Take 2.8 Seconds. Be Thankful.
Friday morning, I saw a dead guy. He was lying on his back under a sheet in a pool of his own blood. I saw him from above. His running shoes, untied, were off to one side and his car keys were at his feet. I deduced that he had jumped from one of the higher floors of the parking garage where I park by the courthouse. I guess he could have fallen or been thrown, but it seemed more likely that he chose to make the leap.
A few feet away from him were what looked like two smashed blood oranges, or maybe ruby-red grapefruit. There was no blood between the grapefruits and him, and they didn't look like any body part that I know of.
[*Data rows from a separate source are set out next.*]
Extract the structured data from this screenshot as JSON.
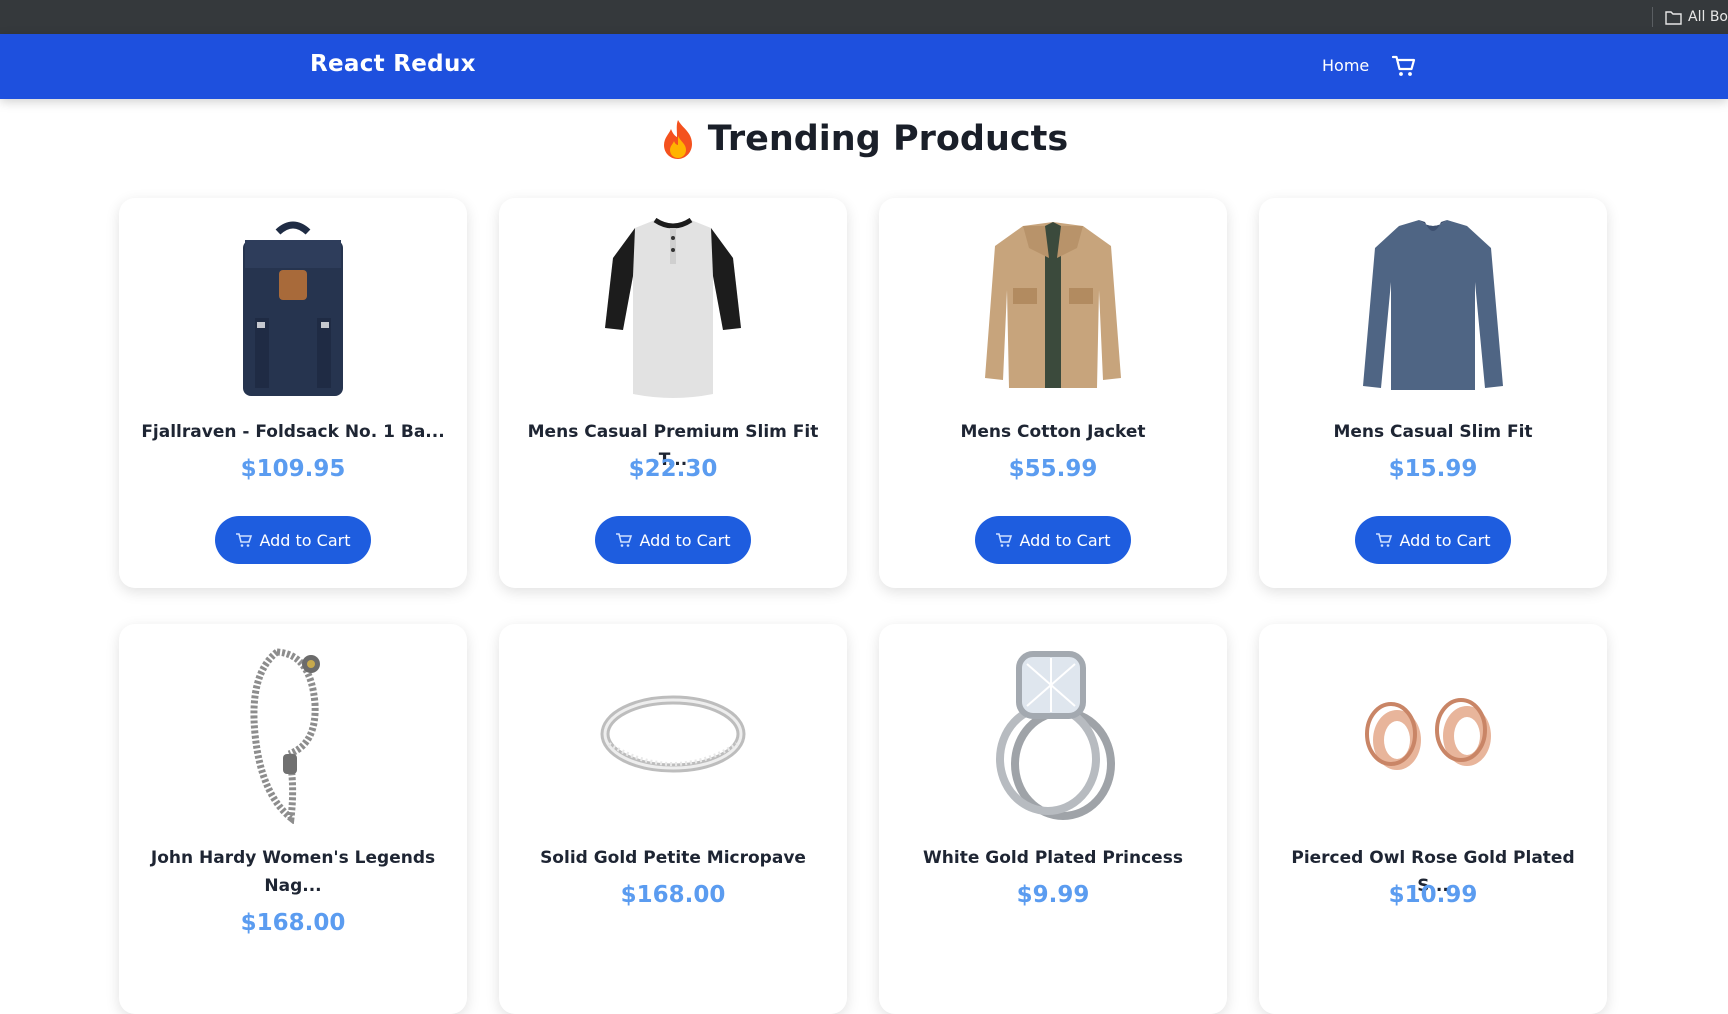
{
  "browser": {
    "bookmarks_label": "All Bo"
  },
  "navbar": {
    "brand": "React Redux",
    "home_label": "Home"
  },
  "heading": {
    "title": "Trending Products"
  },
  "colors": {
    "nav": "#1e50de",
    "price": "#5b9cf0",
    "button": "#1e5ddf"
  },
  "products": [
    {
      "title": "Fjallraven - Foldsack No. 1 Ba...",
      "price": "$109.95",
      "button": "Add to Cart",
      "image": "backpack"
    },
    {
      "title": "Mens Casual Premium Slim Fit T...",
      "price": "$22.30",
      "button": "Add to Cart",
      "image": "henley-shirt"
    },
    {
      "title": "Mens Cotton Jacket",
      "price": "$55.99",
      "button": "Add to Cart",
      "image": "jacket"
    },
    {
      "title": "Mens Casual Slim Fit",
      "price": "$15.99",
      "button": "Add to Cart",
      "image": "long-sleeve-shirt"
    },
    {
      "title": "John Hardy Women's Legends Nag...",
      "price": "$168.00",
      "image": "bracelet"
    },
    {
      "title": "Solid Gold Petite Micropave",
      "price": "$168.00",
      "image": "ring"
    },
    {
      "title": "White Gold Plated Princess",
      "price": "$9.99",
      "image": "diamond-ring"
    },
    {
      "title": "Pierced Owl Rose Gold Plated S...",
      "price": "$10.99",
      "image": "ear-plugs"
    }
  ]
}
Why the smashed citrus fruit? Did he lose his balance while juggling on the top wall of the garage? Did he leap with a orange in each hand? From his perch on the parking garage he could have seen Minute Maid Park. Was the fruit a message to someone? Or did he use it to get his range, tossing grapefruits off from the floor he chose to make sure that the path was clear and that he would make the desired splat?
Later in the day I saw the fire department hosing off the smear he'd left, and his head and right arm were outlined in blood. I guess he bounced when hit-losing his shoes and keys and smashing his head open-and landed with the wound upward.
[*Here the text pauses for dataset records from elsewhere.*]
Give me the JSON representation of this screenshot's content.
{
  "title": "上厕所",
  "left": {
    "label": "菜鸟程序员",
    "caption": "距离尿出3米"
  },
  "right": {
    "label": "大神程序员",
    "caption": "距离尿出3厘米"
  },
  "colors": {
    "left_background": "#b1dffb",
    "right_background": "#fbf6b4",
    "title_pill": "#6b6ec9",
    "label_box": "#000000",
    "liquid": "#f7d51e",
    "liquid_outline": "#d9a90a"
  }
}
I doubt that it hurt much. At least, it couldn't have hurt for long. And it surely hurt less than whatever he was trying to escape.
I respect suicide as the ultimate act of self-determination. We should be able to decide, without being second-guessed, when the pain and horror of existence are too great to endure. But suicide is the ultimate act of selfishness too, an abnegation of selflessness. What friends and loved ones mourn him deeply tonight, blaming themselves and wishing they had done something-anything-to stop him? Parents? Siblings? A wife and kids? A faithful hound? In escaping his own pain, how much pain did he bequeath to people who deserved it no more than he did?
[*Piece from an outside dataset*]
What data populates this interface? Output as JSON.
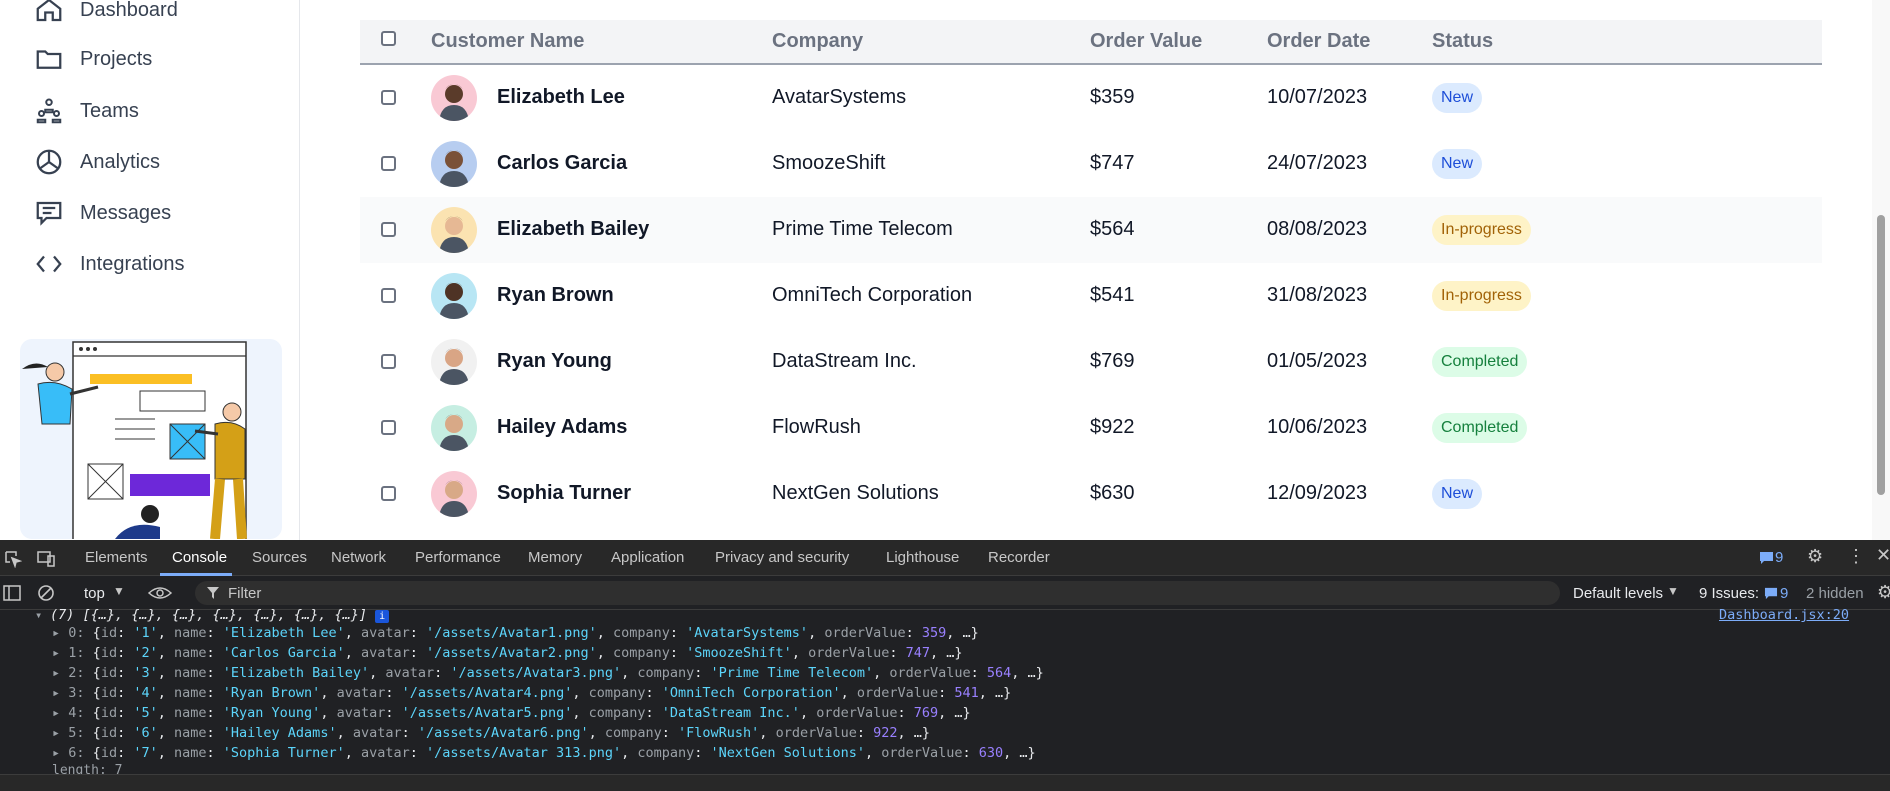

I imagine his fall from the 10th floor of the parking garage, 130 or so feet in the air. It would have taken about 2.8 seconds, top to bottom. One one-thousand, two one-thousand, three one-thou-crunch.
I think about that.
2.8 seconds is a lot of time for thoughts to pass unbidden through your head. In 2.8 seconds a guy might realize that he really had something to live for. In 2.8 seconds he might think of his parents, his wife, his kids. In 2.8 seconds he might realize that he'd made a terrible mistake and change his mi-Crunch.